La cannabis è raramente la prima sostanza scelta. Nella maggior parte dei casi le persone osano provarla solo dopo anni di odissea. Fankhauser sa di due persone che avevano già preso appuntamento con un’organizzazione per l’eutanasia a causa di un dolore cronico estremo. Poiché il medico curante non voleva arrendersi, ha consigliato a entrambi di provare un preparato di cannabis contente THC. Ed ha avuto successo! I pazienti non sono stati completamente liberati dal dolore, ma la loro vita gli è sembrata nuovamente degna di essere vissuta. 

La terapia del dolore è un possibile campo di applicazione. Tuttavia, lo spettro degli effetti della cannabis è più ampio. Il THC può anche stimolare l’appetito, aiutare contro la nausea e il vomito ed è anche prescritto da alcuni medici per i tic causati dalla sindrome di Tourette e il glaucoma, per citare solo alcune indicazioni. Il CBD viene utilizzato, tra le altre cose, anche per l’epilessia e può avere effetti antiinfiammatori, rilassanti, ansiolitici e antispasmodici. Sono stati riscontrati successi anche in pediatria, in casi di ADHD. A differenza del THC, il CBD non inebria.

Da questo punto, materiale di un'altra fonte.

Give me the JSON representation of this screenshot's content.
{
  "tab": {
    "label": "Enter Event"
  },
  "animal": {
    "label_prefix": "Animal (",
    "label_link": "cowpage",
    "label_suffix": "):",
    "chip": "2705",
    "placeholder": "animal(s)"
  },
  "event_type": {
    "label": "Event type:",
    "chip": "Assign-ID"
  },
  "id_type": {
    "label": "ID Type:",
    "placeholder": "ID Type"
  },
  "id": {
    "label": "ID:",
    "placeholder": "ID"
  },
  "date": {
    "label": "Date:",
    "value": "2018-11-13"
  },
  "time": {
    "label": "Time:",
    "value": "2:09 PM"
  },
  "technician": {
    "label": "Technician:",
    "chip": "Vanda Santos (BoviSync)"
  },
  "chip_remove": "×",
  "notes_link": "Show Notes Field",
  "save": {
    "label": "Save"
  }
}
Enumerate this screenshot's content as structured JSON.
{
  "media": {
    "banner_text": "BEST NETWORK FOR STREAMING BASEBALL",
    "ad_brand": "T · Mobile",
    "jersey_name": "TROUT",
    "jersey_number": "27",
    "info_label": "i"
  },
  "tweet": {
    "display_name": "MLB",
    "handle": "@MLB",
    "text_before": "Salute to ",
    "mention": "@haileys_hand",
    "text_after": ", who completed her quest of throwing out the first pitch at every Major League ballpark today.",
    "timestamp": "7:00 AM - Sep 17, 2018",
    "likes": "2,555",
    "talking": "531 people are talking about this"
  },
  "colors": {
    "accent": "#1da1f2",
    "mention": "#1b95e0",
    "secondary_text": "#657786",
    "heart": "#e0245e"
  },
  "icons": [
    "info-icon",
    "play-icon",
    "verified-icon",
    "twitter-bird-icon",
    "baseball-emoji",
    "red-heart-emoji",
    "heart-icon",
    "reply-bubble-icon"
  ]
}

Al contrario, nelle preparazioni combinate riduce addirittura l’effetto euforizzante del THC. Fankhauser è consapevole che, per ogni indicazione, esistano già medicamenti convenzionali, sperimentati e autorizzati. Eppure considera la cannabis un’aggiunta preziosa, soprattutto perché oltre che per la cannabis, non ha mai ricevuto lettere di ringraziamento personali dai pazienti per nessun altro medicamento.